Show HN: Training site I made for my open source project - johnwheeler
https://alexatutorial.com/
======
johnwheeler
Hi Everybody,

I created an Open Source project for Amazon Echo development in Python and
paid video tutorials. To advertise, I do a link on the github page:

"Lighten your cognitive load. Level up with the $15 Alexa Skills Kit Video
Tutorial."

[https://github.com/johnwheeler/flask-
ask](https://github.com/johnwheeler/flask-ask)
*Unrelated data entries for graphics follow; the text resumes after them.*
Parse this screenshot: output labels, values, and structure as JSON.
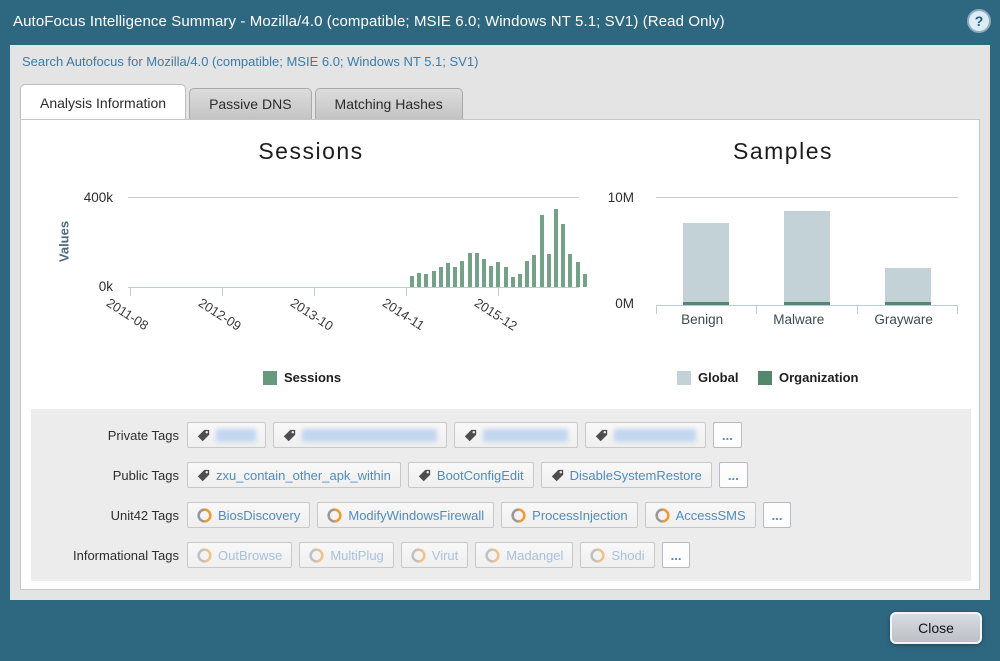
{
  "window": {
    "title": "AutoFocus Intelligence Summary - Mozilla/4.0 (compatible; MSIE 6.0; Windows NT 5.1; SV1) (Read Only)",
    "help_glyph": "?"
  },
  "search_link": "Search Autofocus for Mozilla/4.0 (compatible; MSIE 6.0; Windows NT 5.1; SV1)",
  "tabs": [
    {
      "label": "Analysis Information",
      "active": true
    },
    {
      "label": "Passive DNS",
      "active": false
    },
    {
      "label": "Matching Hashes",
      "active": false
    }
  ],
  "chart_data": [
    {
      "type": "bar",
      "title": "Sessions",
      "ylabel": "Values",
      "ytick_labels": [
        "0k",
        "400k"
      ],
      "ylim_k": [
        0,
        400
      ],
      "grid": "top-line-only",
      "legend": [
        "Sessions"
      ],
      "legend_position": "bottom",
      "xtick_labels": [
        "2011-08",
        "2012-09",
        "2013-10",
        "2014-11",
        "2015-12"
      ],
      "values_k": [
        50,
        65,
        58,
        72,
        88,
        110,
        92,
        118,
        155,
        155,
        125,
        95,
        112,
        90,
        45,
        57,
        118,
        142,
        322,
        150,
        352,
        285,
        148,
        112,
        58
      ]
    },
    {
      "type": "bar",
      "title": "Samples",
      "categories": [
        "Benign",
        "Malware",
        "Grayware"
      ],
      "ytick_labels": [
        "0M",
        "10M"
      ],
      "ylim_M": [
        0,
        10
      ],
      "grid": "top-line-only",
      "legend": [
        "Global",
        "Organization"
      ],
      "legend_position": "bottom",
      "series": [
        {
          "name": "Global",
          "values_M": [
            7.7,
            8.8,
            3.5
          ]
        },
        {
          "name": "Organization",
          "values_M": [
            0.2,
            0.2,
            0.2
          ]
        }
      ]
    }
  ],
  "tags": {
    "rows": [
      {
        "label": "Private Tags",
        "icon": "tag-icon",
        "redacted": true,
        "muted": false,
        "items": [],
        "redacted_widths": [
          40,
          135,
          85,
          82
        ],
        "more": "..."
      },
      {
        "label": "Public Tags",
        "icon": "tag-icon",
        "redacted": false,
        "muted": false,
        "items": [
          "zxu_contain_other_apk_within",
          "BootConfigEdit",
          "DisableSystemRestore"
        ],
        "more": "..."
      },
      {
        "label": "Unit42 Tags",
        "icon": "unit42-icon",
        "redacted": false,
        "muted": false,
        "items": [
          "BiosDiscovery",
          "ModifyWindowsFirewall",
          "ProcessInjection",
          "AccessSMS"
        ],
        "more": "..."
      },
      {
        "label": "Informational Tags",
        "icon": "unit42-icon",
        "redacted": false,
        "muted": true,
        "items": [
          "OutBrowse",
          "MultiPlug",
          "Virut",
          "Madangel",
          "Shodi"
        ],
        "more": "..."
      }
    ]
  },
  "footer": {
    "close_label": "Close"
  },
  "colors": {
    "titlebar_bg": "#2e6880",
    "content_bg": "#e4e4e4",
    "panel_bg": "#ffffff",
    "tags_panel_bg": "#ececec",
    "session_bar": "#74a288",
    "legend_sessions": "#67997e",
    "global_bar": "#c3d2d6",
    "organization_bar": "#54886e",
    "tag_text": "#4e8cc1",
    "muted_tag_text": "#a7c2dc"
  }
}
If you're willing to provide feedback on my videos, you can view them for
free. Just send an e-mail to john@johnwheeler.org.

I used:

* Camtasia2 for screen recording

* Blue Snowball Yeti mic

* Neewer articulating mic stand

* Neewer mic pop filter

The payments were easy with Amazon payments: Copy and paste payment button
code. I do hosting on DigitalOcean.

To deploy I use fabric. I also have a quick and dirty fabric task,
create_user, that will provision a new user if someone buys the tutorial
(since I'm not processing many orders).

The videos are a lot of work, but you get a process down, and it's fun. At
first, one video took me all day, and it was poor. Now, I can do several in a
day, and the quality is better.

I'll open source the training site code, so you can do the same on your
projects if interested.

------
t892
Awesome project, I will watch your videos and come back with feedback.